My best image of my mother is this -
Back when she was a mere 75 years old, I went over to her house to see her. I walked in and heard some god-awful pounding and the "blam blam" of something being knocked with a large object. I went upstairs and found her in her room knocking out a wall with a sledge hammer. When my parents bought her house, there was only a master bedroom and one small bedroom. They turned the master into two smaller bedroom to accommodate us kids. At 75, with her kids moved out and her husband gone, my mom decided she wanted her master bedroom back and rather than hire someone to do it for her she borrowed a sledge hammer and went at it herself. Then, she finished off the dry wall and painted it too. Yup, that's my mom. A pillar of strength and boat load of tenacity.

At 93, she still lives in her own home on her own. Still drive a car too albeit only to a nearby grocery store and to church once a day. Her mind is sharp as a tack and she lives to play cards with her children twice each week.

She's a helluva a strong woman and I hope that I have some of that when I grow up!

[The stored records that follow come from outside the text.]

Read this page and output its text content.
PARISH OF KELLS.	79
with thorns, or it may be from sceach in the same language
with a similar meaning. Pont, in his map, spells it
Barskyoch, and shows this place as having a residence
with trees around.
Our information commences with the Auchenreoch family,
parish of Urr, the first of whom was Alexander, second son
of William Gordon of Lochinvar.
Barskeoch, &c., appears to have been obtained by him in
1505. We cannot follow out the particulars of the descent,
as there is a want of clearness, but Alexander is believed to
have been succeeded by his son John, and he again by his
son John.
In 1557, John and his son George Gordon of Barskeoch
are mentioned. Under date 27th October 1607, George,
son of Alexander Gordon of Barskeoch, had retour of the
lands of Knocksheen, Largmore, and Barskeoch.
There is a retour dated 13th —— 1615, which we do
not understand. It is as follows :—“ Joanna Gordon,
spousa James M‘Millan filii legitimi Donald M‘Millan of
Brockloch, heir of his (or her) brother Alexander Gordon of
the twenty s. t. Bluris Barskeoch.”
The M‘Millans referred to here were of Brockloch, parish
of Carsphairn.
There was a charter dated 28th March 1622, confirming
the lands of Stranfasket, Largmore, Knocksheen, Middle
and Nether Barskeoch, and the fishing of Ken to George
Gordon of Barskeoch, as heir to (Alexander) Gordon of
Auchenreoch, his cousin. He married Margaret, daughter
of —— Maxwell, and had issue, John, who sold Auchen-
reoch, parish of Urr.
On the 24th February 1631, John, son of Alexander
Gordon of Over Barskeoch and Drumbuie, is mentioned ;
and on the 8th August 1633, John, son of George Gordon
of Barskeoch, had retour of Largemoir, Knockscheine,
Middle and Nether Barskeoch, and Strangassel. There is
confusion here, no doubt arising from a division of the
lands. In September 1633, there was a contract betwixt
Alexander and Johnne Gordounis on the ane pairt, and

Wednesday, September 24, 2008

Working with women...

I work in an agency largely populated by women. I supervise 17 people in my unit and only three of them are men. There are three supervisors here - all women. It's the nature of the job I know. Social work notoriously pays low so men, whose traditional role is still that of family bread winner, just can't make enough here to support a family. But that's not really the point of this blog entry. My point is this...

I find women to be completely baffling sometimes and, remember, I'm one of them! We go a long way to seek power and to be seen as competent and equal. We will fiercely defend one another in this as long as we're defending each other against a male counterpart. But it is also true that if we're in a position to compete against one another we can become the snarkiest, backstabbers on the planet. In one conversation we can go from praising someones accomplishments to making denigrating comments about her make up. We can hold the world together with our ability to multi-task, birth and raise kids, balance budgets and present a good front. We can also take it down with just a glance. Trust me, my mom has that look - the one that could always make me cry without her saying a single word! More often than not though we turn that look towards one another which is something I never really understood. Why is it that we seek to raise each other up only to cut each other down each chance we get? Are we afraid that shining a positive light on anyone else makes the light dim a little on us? Or is this some kind of conditioned response we've learned?

I've known a lot of strong women. I was raised by one in a family teeming with them. I grew up with many and befriended a few. Personally, I've never felt threatened by them nor have I ever felt the need to turn on them. I have a hard time understanding those who do.

Thursday, July 17, 2008

Stong like bull!

I came home today to an absolutely sweltering apartment and two cats who probably would have murdered me if only the humidity hadn't sucked the will to live right out of them! We've had three days of some horribly humid summer weather. Great for swimming! Not so great for living in an apartment with no central AC. I was putting off putting in the window unit because 1. this is Wisconsin and the likelihood of the weather staying like this is slim to none and 2. I have to pay for electric here and, frankly, it's expensive to run and 3. the damn thing weighs a ton and I have a problem lifting it! But I reached my saturation point...literally...and, finally, had to do it. I suppose I could have called someone to come over and do it for me but that would have meant I would have had to sit here and be sociable and the heat sucked that out of me earlier today. When I am hot, I am cranky and when I am cranky, I don't want to make nice.

So I did what any red blooded Polish girl would do. I hauled ass and put the behemoth in the window myself. I swore a blue streak, broke down once, yelled a few F bombs now and then but I did it. It's in, it's cooling down, the cats are starting to like me again and I am almost feeling human! Yay for me!